Re: x86-64: Maintain 16-byte stack alignment
From: Andy Lutomirski
Date: Thu Jan 12 2017 - 20:47:27 EST
On Thu, Jan 12, 2017 at 12:15 PM, Josh Poimboeuf <jpoimboe@xxxxxxxxxx> wrote:
> On Thu, Jan 12, 2017 at 12:08:07PM -0800, Andy Lutomirski wrote:
>> On Thu, Jan 12, 2017 at 11:51 AM, Linus Torvalds
>> <torvalds@xxxxxxxxxxxxxxxxxxxx> wrote:
>> > On Thu, Jan 12, 2017 at 6:02 AM, Josh Poimboeuf <jpoimboe@xxxxxxxxxx> wrote:
>> >>
>> >> Just to clarify, I think you're asking if, for versions of gcc which
>> >> don't support -mpreferred-stack-boundary=3, objtool can analyze all C
>> >> functions to ensure their stacks are 16-byte aligned.
>> >>
>> >> It's certainly possible, but I don't see how that solves the problem.
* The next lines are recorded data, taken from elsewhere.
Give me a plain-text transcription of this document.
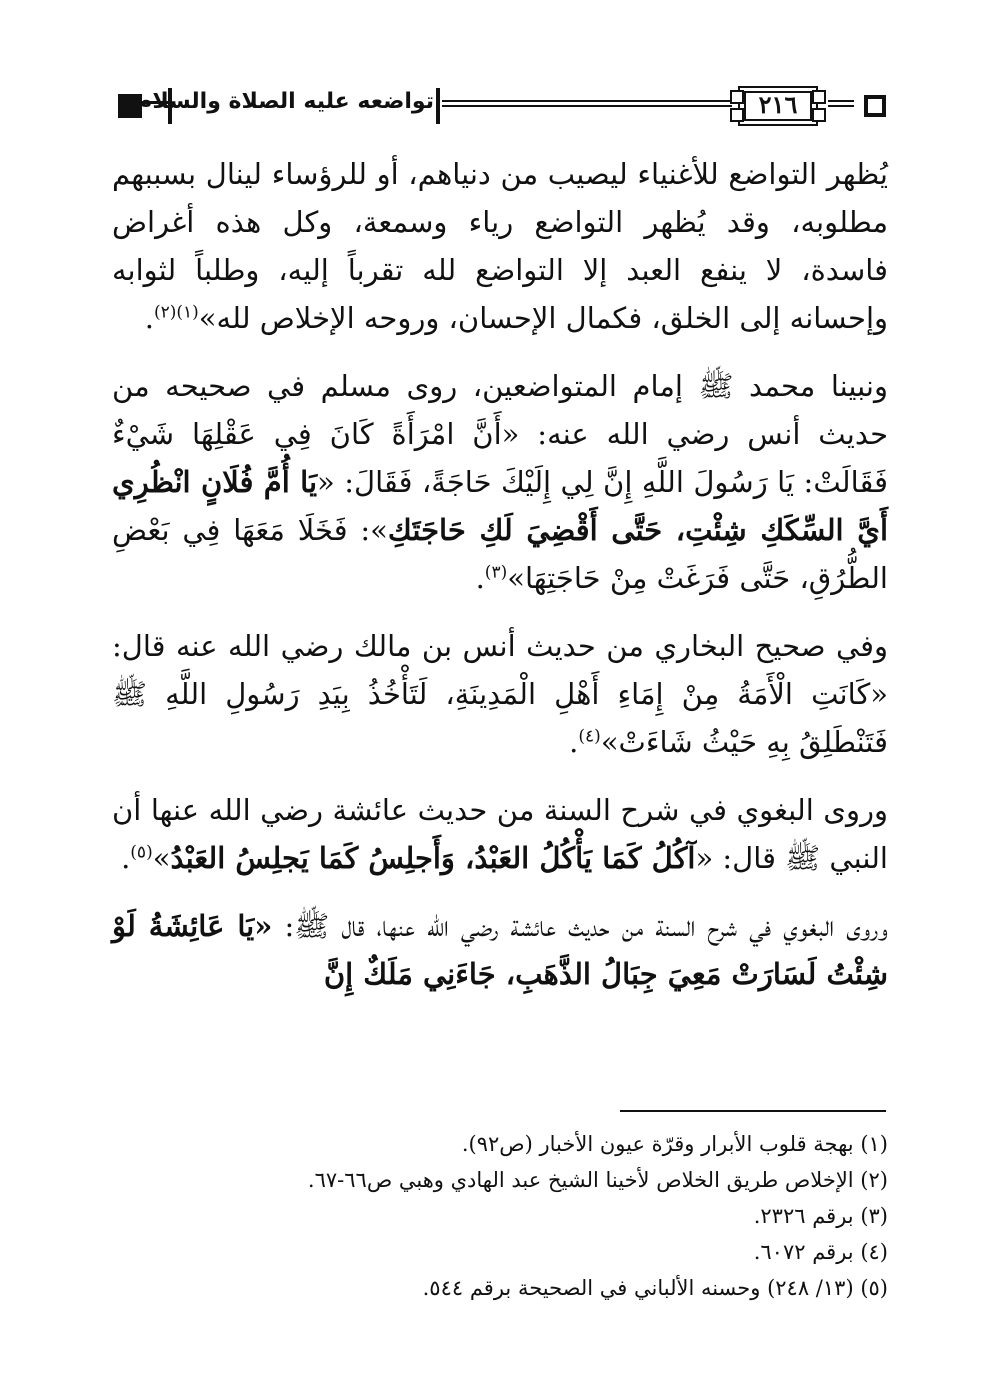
تواضعه عليه الصلاة والسلام	٢١٦

يُظهر التواضع للأغنياء ليصيب من دنياهم، أو للرؤساء لينال بسببهم مطلوبه، وقد يُظهر التواضع رياء وسمعة، وكل هذه أغراض فاسدة، لا ينفع العبد إلا التواضع لله تقرباً إليه، وطلباً لثوابه وإحسانه إلى الخلق، فكمال الإحسان، وروحه الإخلاص لله»$^{(١)(٢)}$.

ونبينا محمد ﷺ إمام المتواضعين، روى مسلم في صحيحه من حديث أنس رضي الله عنه: «أَنَّ امْرَأَةً كَانَ فِي عَقْلِهَا شَيْءٌ فَقَالَتْ: يَا رَسُولَ اللَّهِ إِنَّ لِي إِلَيْكَ حَاجَةً، فَقَالَ: «يَا أُمَّ فُلَانٍ انْظُرِي أَيَّ السِّكَكِ شِئْتِ، حَتَّى أَقْضِيَ لَكِ حَاجَتَكِ»: فَخَلَا مَعَهَا فِي بَعْضِ الطُّرُقِ، حَتَّى فَرَغَتْ مِنْ حَاجَتِهَا»$^{(٣)}$.

وفي صحيح البخاري من حديث أنس بن مالك رضي الله عنه قال: «كَانَتِ الْأَمَةُ مِنْ إِمَاءِ أَهْلِ الْمَدِينَةِ، لَتَأْخُذُ بِيَدِ رَسُولِ اللَّهِ ﷺ فَتَنْطَلِقُ بِهِ حَيْثُ شَاءَتْ»$^{(٤)}$.

وروى البغوي في شرح السنة من حديث عائشة رضي الله عنها أن النبي ﷺ قال: «آكُلُ كَمَا يَأْكُلُ العَبْدُ، وَأَجلِسُ كَمَا يَجلِسُ العَبْدُ»$^{(٥)}$.

وروى البغوي في شرح السنة من حديث عائشة رضي الله عنها، قال ﷺ: «يَا عَائِشَةُ لَوْ شِئْتُ لَسَارَتْ مَعِيَ جِبَالُ الذَّهَبِ، جَاءَنِي مَلَكٌ إِنَّ

(١) بهجة قلوب الأبرار وقرّة عيون الأخبار (ص٩٢).

(٢) الإخلاص طريق الخلاص لأخينا الشيخ عبد الهادي وهبي ص٦٦-٦٧.

(٣) برقم ٢٣٢٦.

(٤) برقم ٦٠٧٢.

(٥) (١٣/ ٢٤٨) وحسنه الألباني في الصحيحة برقم ٥٤٤.
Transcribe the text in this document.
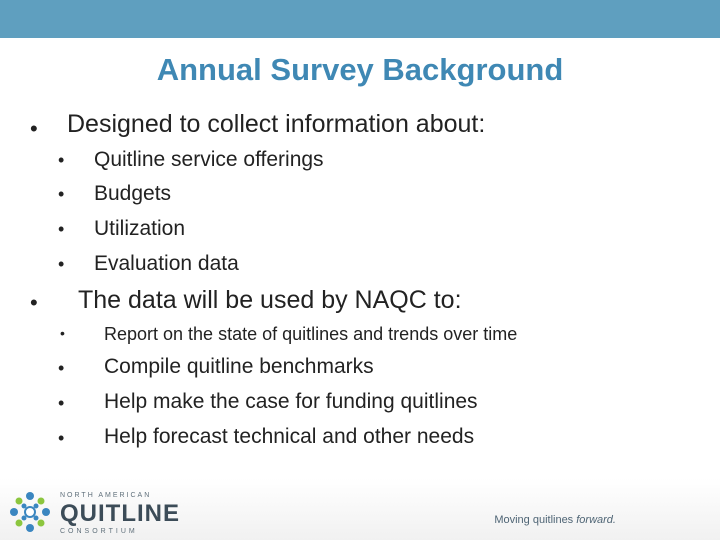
Annual Survey Background
• Designed to collect information about:
• Quitline service offerings
• Budgets
• Utilization
• Evaluation data
• The data will be used by NAQC to:
• Report on the state of quitlines and trends over time
• Compile quitline benchmarks
• Help make the case for funding quitlines
• Help forecast technical and other needs
NORTH AMERICAN
QUITLINE
CONSORTIUM
Moving quitlines forward.
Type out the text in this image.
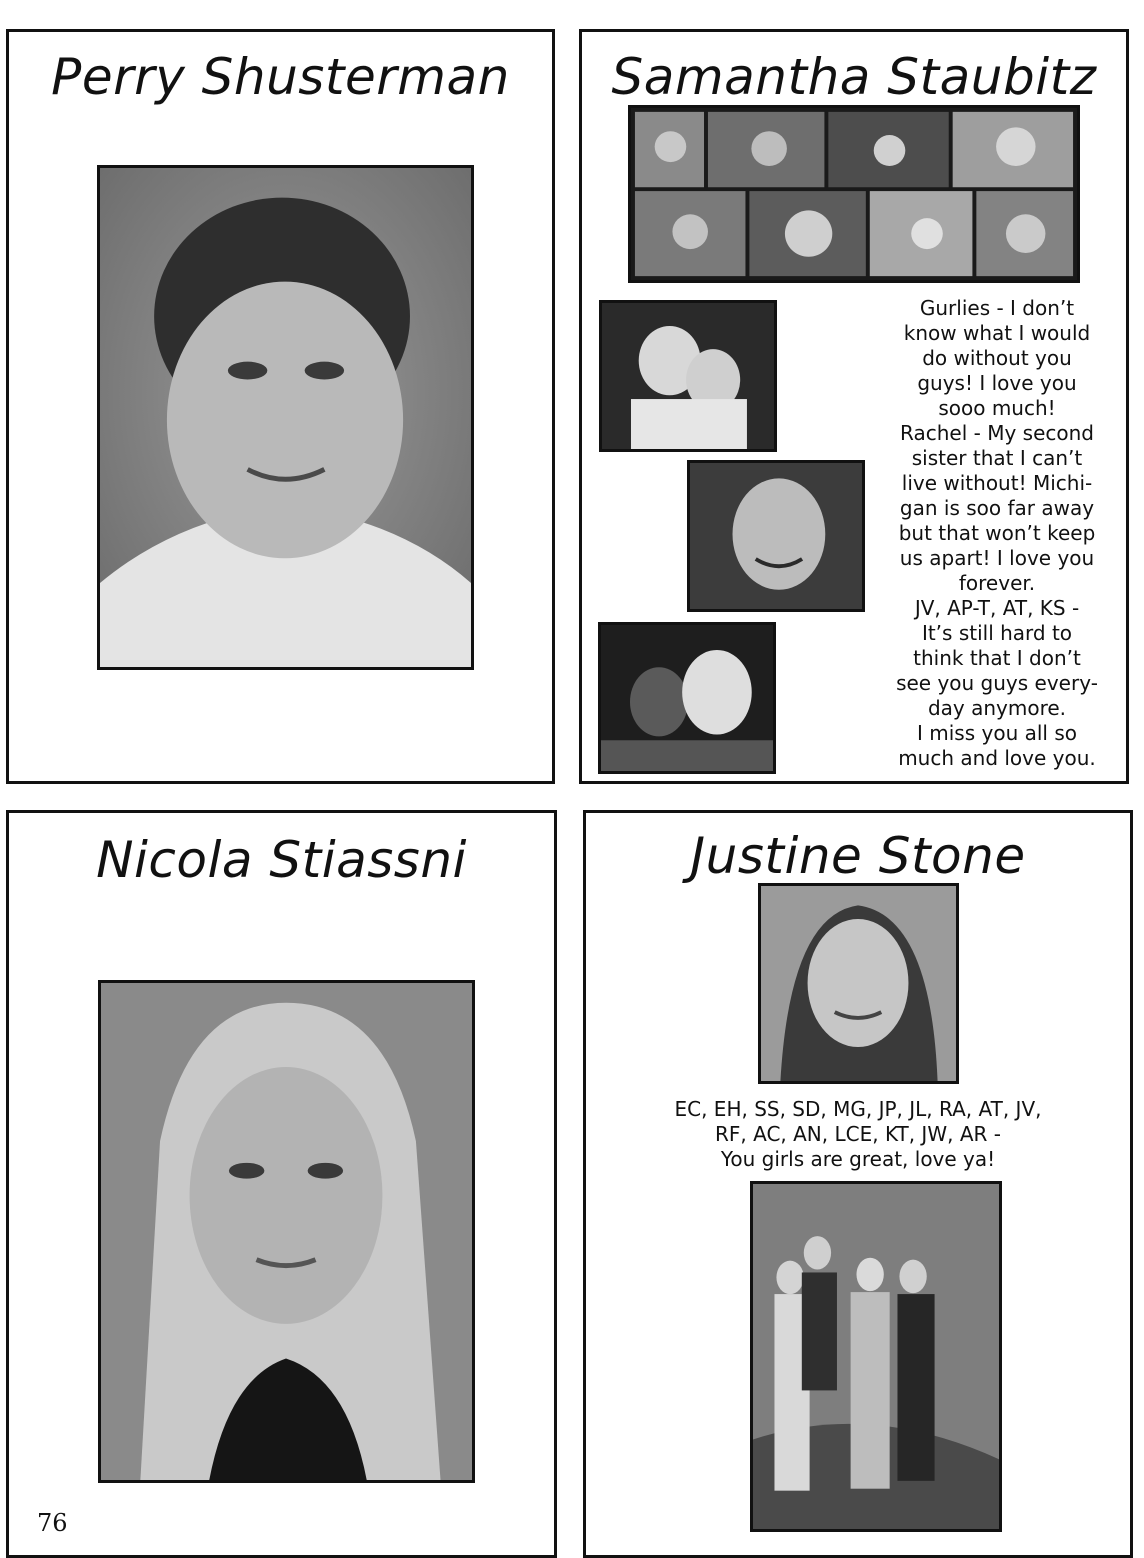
Perry Shusterman	Samantha Staubitz
Gurlies - I don’t
know what I would
do without you
guys! I love you
sooo much!
Rachel - My second
sister that I can’t
live without! Michi-
gan is soo far away
but that won’t keep
us apart! I love you
forever.
JV, AP-T, AT, KS -
It’s still hard to
think that I don’t
see you guys every-
day anymore.
I miss you all so
much and love you.
Nicola Stiassni
76
Justine Stone
EC, EH, SS, SD, MG, JP, JL, RA, AT, JV,
RF, AC, AN, LCE, KT, JW, AR -
You girls are great, love ya!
>> >> The stack will still be misaligned by entry code. Or am I missing
>> >> something?
>> >
>> > I think the argument is that we *could* try to align things, if we
>> > just had some tool that actually then verified that we aren't missing
>> > anything.
>> >
>> > I'm not entirely happy with checking the generated code, though,
>> > because as Ingo says, you have a 50:50 chance of just getting it right
>> > by mistake. So I'd much rather have some static tool that checks
>> > things at a code level (ie coccinelle or sparse).
>>
>> What I meant was checking the entry code to see if it aligns stack
>> frames, and good luck getting sparse to do that. Hmm, getting 16-byte
>> alignment for real may actually be entirely a lost cause. After all,
>> I think we have some inline functions that do asm volatile ("call
>> ..."), and I don't see any credible way of forcing alignment short of
>> generating an entirely new stack frame and aligning that.
>
> Actually we already found all such cases and fixed them by forcing a new
> stack frame, thanks to objtool. For example, see 55a76b59b5fe.
What I mean is: what guarantees that the stack is properly aligned for
the subroutine call? gcc promises to set up a stack frame, but does
it promise that rsp will be properly aligned to call a C function?